"I'm sure it will disappoint Mrs. Van Horne if I come back with a husband," mused Agatha. "It will seem such a childish performance. And yet—when you've made up your mind that all that's left in life for you is to go on doing your duty and trying to be kind to everybody, and then happiness comes back and knocks at your door, you—you—oh, Burton—it's not in human nature to keep her waiting."

After a party, consisting of a smiling gentleman, a radiant girl and four tired children, had left the train, one of the people who always know the details of everybody's business, sketched their history for the benefit of the owner of the poodle.

"They had a dreadful quarrel, you know, the way young people will, and she was going home to her father's. Somehow or other he learned what train she was to take and got aboard just at the last minute."

The listener knitted blonde brows. "I didn't really feel sure the woman was in her right mind. She made some absurd statement about those two little girls. Said there was six months' difference in their ages."

"She was so excited she didn't know what she was saying," explained the omniscient traveler. "He sent her messages by the little boy and when she wouldn't pay any attention, he brought her to time by standing on the steps of the rear coach for more than an hour. It was a wonder he wasn't killed."

The stout blonde expressed the opinion that it was woman's place to forgive.
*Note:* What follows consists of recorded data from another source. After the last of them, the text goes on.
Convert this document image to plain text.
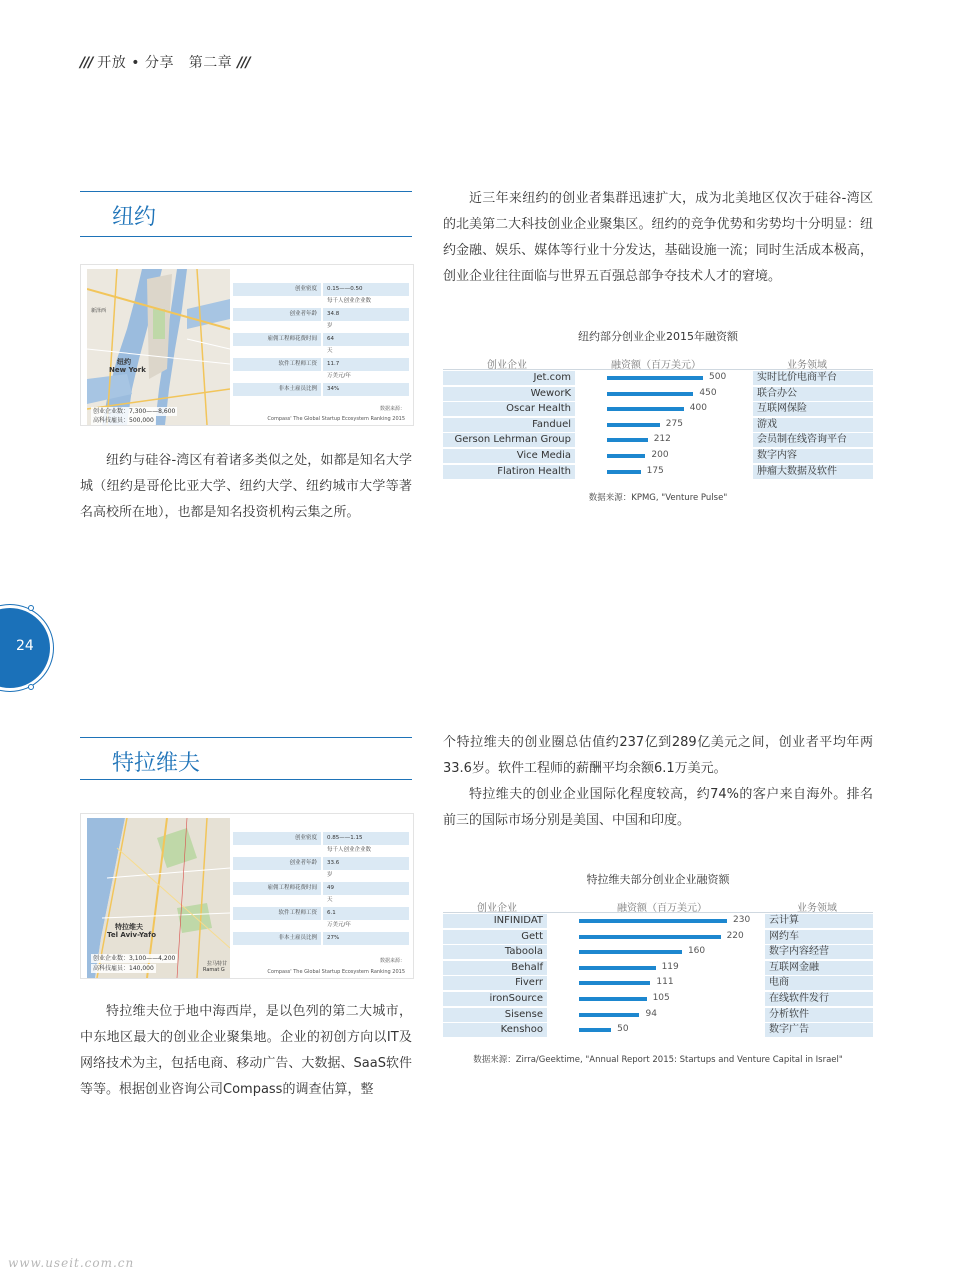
/// 开放 • 分享   第二章 ///
纽约
近三年来纽约的创业者集群迅速扩大，成为北美地区仅次于硅谷-湾区的北美第二大科技创业企业聚集区。纽约的竞争优势和劣势均十分明显：纽约金融、娱乐、媒体等行业十分发达，基础设施一流；同时生活成本极高，创业企业往往面临与世界五百强总部争夺技术人才的窘境。
新泽西
纽约
New York
创业企业数：7,300——8,600
高科技雇员：500,000
创业密度	0.15——0.50
每千人创业企业数
创业者年龄	34.8
岁
雇佣工程师花费时间	64
天
软件工程师工资	11.7
万美元/年
非本土雇员比例	34%
数据来源：
Compass' The Global Startup Ecosystem Ranking 2015
纽约与硅谷-湾区有着诸多类似之处，如都是知名大学城（纽约是哥伦比亚大学、纽约大学、纽约城市大学等著名高校所在地），也都是知名投资机构云集之所。
纽约部分创业企业2015年融资额
创业企业	融资额（百万美元）	业务领域
Jet.com	500	实时比价电商平台
WeworK	450	联合办公
Oscar Health	400	互联网保险
Fanduel	275	游戏
Gerson Lehrman Group	212	会员制在线咨询平台
Vice Media	200	数字内容
Flatiron Health	175	肿瘤大数据及软件
数据来源：KPMG, "Venture Pulse"
24
特拉维夫
个特拉维夫的创业圈总估值约237亿到289亿美元之间，创业者平均年两33.6岁。软件工程师的薪酬平均余额6.1万美元。
特拉维夫的创业企业国际化程度较高，约74%的客户来自海外。排名前三的国际市场分别是美国、中国和印度。
特拉维夫
Tel Aviv-Yafo
拉马特甘
Ramat G
创业企业数：3,100——4,200
高科技雇员：140,000
创业密度	0.85——1.15
每千人创业企业数
创业者年龄	33.6
岁
雇佣工程师花费时间	49
天
软件工程师工资	6.1
万美元/年
非本土雇员比例	27%
数据来源：
Compass' The Global Startup Ecosystem Ranking 2015
特拉维夫位于地中海西岸，是以色列的第二大城市，中东地区最大的创业企业聚集地。企业的初创方向以IT及网络技术为主，包括电商、移动广告、大数据、SaaS软件等等。根据创业咨询公司Compass的调查估算，整
特拉维夫部分创业企业融资额
创业企业	融资额（百万美元）	业务领域
INFINIDAT	230 云计算
Gett	220	网约车
Taboola	160	数字内容经营
Behalf	119	互联网金融
Fiverr	111	电商
ironSource	105	在线软件发行
Sisense	94	分析软件
Kenshoo	50	数字广告
数据来源：Zirra/Geektime, "Annual Report 2015: Startups and Venture Capital in Israel"
www.useit.com.cn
"Well, that melted her, and you can't wonder. The porter in the rear coach told our porter that when they dragged him aboard he hardly had strength to stand on his feet. It didn't take them long to get things fixed up after that. I went for a drink of water after they'd been talking for half an hour or so, and he'd picked up the baby, and I'm pretty sure from the way he held that child, he was using it just as a screen and kissing the mother behind it."

"Awful fretful baby," commented the stout blonde. "I'm glad it won't be on the train to-night."

"Looks as if they'd started out to have a real old-fashioned family," said the omniscient narrator. "None of the children looks like her but the curly-haired girl and the boy are the image of their papa."